An atmosphere of animosity pervaded the theater, with protesters standing near the back of the theater holding signs and faculty members hissing, scoffing and looking upon Tyler’s address with expressions of disgust.

Tyler began his address by confronting the much-disputed salary modification proposal that infuriated the faculty.

“There was nothing nefarious in the purpose of that resolution,” Tyler said. “It was simply to try to correct something that existed.”

Although the newly-hired vice chancellors did not receive raises, they were hired at a pay rate above the official schedule, a fact that had been concealed.

The three new positions are purported to be making 10 to 13 percent more than the official salary rate, according to records obtained by the San Francisco Chronicle.

“Yes, we had three administrators that had been put on a scale above the one that was published,” Tyler said. “That should have been public.”

Tyler then issued a pledge to the faculty members.

“I hereby tell you that from now on every single resolution that hires a person in this institution will have their salary posted,” Tyler said.

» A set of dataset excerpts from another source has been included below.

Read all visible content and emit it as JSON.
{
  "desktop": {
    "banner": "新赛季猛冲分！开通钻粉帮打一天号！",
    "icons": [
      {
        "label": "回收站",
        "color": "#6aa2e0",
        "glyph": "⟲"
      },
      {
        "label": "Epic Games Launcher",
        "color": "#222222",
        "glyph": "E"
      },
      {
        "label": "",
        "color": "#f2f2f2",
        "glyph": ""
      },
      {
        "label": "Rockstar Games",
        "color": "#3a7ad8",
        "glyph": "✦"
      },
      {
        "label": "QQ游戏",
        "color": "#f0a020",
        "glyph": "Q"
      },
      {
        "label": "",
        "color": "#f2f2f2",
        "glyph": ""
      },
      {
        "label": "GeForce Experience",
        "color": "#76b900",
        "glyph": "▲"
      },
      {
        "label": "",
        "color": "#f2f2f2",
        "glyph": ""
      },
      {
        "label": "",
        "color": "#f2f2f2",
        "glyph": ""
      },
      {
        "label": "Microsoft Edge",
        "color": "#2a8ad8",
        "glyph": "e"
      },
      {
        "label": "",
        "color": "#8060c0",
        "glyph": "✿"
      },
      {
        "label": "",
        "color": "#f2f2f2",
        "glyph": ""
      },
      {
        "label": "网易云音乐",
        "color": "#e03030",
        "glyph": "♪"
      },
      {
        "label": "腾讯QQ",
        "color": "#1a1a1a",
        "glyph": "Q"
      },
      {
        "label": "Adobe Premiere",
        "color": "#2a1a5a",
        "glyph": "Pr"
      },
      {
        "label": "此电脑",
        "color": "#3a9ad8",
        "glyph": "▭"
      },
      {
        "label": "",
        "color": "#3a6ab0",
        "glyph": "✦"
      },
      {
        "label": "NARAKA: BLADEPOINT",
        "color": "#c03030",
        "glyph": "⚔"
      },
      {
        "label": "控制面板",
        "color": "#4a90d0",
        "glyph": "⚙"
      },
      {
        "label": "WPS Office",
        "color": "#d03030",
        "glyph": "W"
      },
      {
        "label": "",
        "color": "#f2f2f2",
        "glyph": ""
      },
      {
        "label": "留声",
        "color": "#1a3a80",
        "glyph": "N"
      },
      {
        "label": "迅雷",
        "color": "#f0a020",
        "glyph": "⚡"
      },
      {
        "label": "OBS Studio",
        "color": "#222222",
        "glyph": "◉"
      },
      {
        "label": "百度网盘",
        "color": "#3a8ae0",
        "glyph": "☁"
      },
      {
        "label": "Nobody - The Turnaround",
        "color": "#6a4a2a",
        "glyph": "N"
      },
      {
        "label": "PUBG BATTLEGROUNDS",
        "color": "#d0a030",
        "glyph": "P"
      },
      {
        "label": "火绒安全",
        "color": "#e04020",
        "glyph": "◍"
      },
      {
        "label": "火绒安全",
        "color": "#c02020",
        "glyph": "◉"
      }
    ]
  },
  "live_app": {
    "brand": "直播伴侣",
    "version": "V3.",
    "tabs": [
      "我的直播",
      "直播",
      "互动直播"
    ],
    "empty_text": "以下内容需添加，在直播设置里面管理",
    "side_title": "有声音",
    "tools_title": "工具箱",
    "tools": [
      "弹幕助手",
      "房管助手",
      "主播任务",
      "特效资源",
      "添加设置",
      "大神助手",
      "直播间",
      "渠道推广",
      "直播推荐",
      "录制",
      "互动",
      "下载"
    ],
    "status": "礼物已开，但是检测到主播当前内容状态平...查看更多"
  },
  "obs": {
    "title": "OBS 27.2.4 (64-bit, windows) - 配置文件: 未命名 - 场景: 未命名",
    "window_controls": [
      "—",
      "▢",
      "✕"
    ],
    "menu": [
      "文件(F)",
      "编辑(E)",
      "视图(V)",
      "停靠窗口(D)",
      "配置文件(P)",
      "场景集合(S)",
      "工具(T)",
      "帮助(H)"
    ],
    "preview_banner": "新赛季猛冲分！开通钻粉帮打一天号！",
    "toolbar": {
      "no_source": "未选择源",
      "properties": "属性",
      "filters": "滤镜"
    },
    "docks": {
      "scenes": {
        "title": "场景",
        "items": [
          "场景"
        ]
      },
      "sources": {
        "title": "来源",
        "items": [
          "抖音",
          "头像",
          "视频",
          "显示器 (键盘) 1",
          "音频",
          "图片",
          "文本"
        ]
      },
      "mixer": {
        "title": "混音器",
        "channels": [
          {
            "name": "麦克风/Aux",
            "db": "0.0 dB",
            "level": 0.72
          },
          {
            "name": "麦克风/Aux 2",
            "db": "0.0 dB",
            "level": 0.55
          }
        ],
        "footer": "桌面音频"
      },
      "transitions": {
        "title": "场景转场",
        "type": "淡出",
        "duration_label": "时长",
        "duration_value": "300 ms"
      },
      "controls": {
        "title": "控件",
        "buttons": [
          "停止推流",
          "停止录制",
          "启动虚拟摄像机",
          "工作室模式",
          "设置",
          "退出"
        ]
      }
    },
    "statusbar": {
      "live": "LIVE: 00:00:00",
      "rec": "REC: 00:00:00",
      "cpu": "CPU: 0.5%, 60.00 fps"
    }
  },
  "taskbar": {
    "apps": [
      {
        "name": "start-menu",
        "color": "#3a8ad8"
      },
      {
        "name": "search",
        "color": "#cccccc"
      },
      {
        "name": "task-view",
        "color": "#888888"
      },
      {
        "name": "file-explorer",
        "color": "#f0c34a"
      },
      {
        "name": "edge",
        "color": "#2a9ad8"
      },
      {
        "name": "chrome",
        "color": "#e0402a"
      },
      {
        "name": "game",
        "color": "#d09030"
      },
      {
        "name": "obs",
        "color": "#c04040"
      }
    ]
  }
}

Tyler claimed responsibility for obscuring the administrators’ actual pay from the public.

“I own every single error that everybody makes in this institution,” Tyler said. “I’Il own the mistakes and I’m not going to run from that.”

The resolution to alter the salary schedule was initially proposed by Tyler in order to comply with an audit by the State Teachers’ Retirement System, an organization that provides retirement, disability and survivor benefits for teachers.

“There was not in the board resolution that hired them a statement of their salary, which means those people cannot receive STRS credit for the time that they are here until that happens,” Tyler said.

Engineering Department instructor Wendy Kaufmyn said the vice chancellors would still collect retirement benefits from the State Teachers’ Retirement System if the salary schedule remained unaltered.

“They just won’t get the extra that their salary is above the posted schedule,” Kaufmyn said.

Tyler didn’t specify why the vice chancellors were hired above published salary pay in his address and some faculty believe there are still many questions that remain unanswered.

Disputes surrounding the concealed salary rate have raised questions among staff regarding the equity of having a single “special  trustee with extraordinary powers” over a larger collective of leaders.

“What seems to be missing is a set of checks and balances,” business instructor Carole Meagher said in an email to Tyler. “With a full board of trustees in place members had someone to consider alternate points of view as well as create some accountability for decisions being made.”

Meagher said groups that could help support leadership include the Department Chair Council and the Academic Senate, both of which have been minimized in power in the last year.

“Blocking all these groups wholesale creates extra stress and risk to a new administrator,” Meagher said, “and one might understand the reasons they would demand hazard pay to come to CCSF.”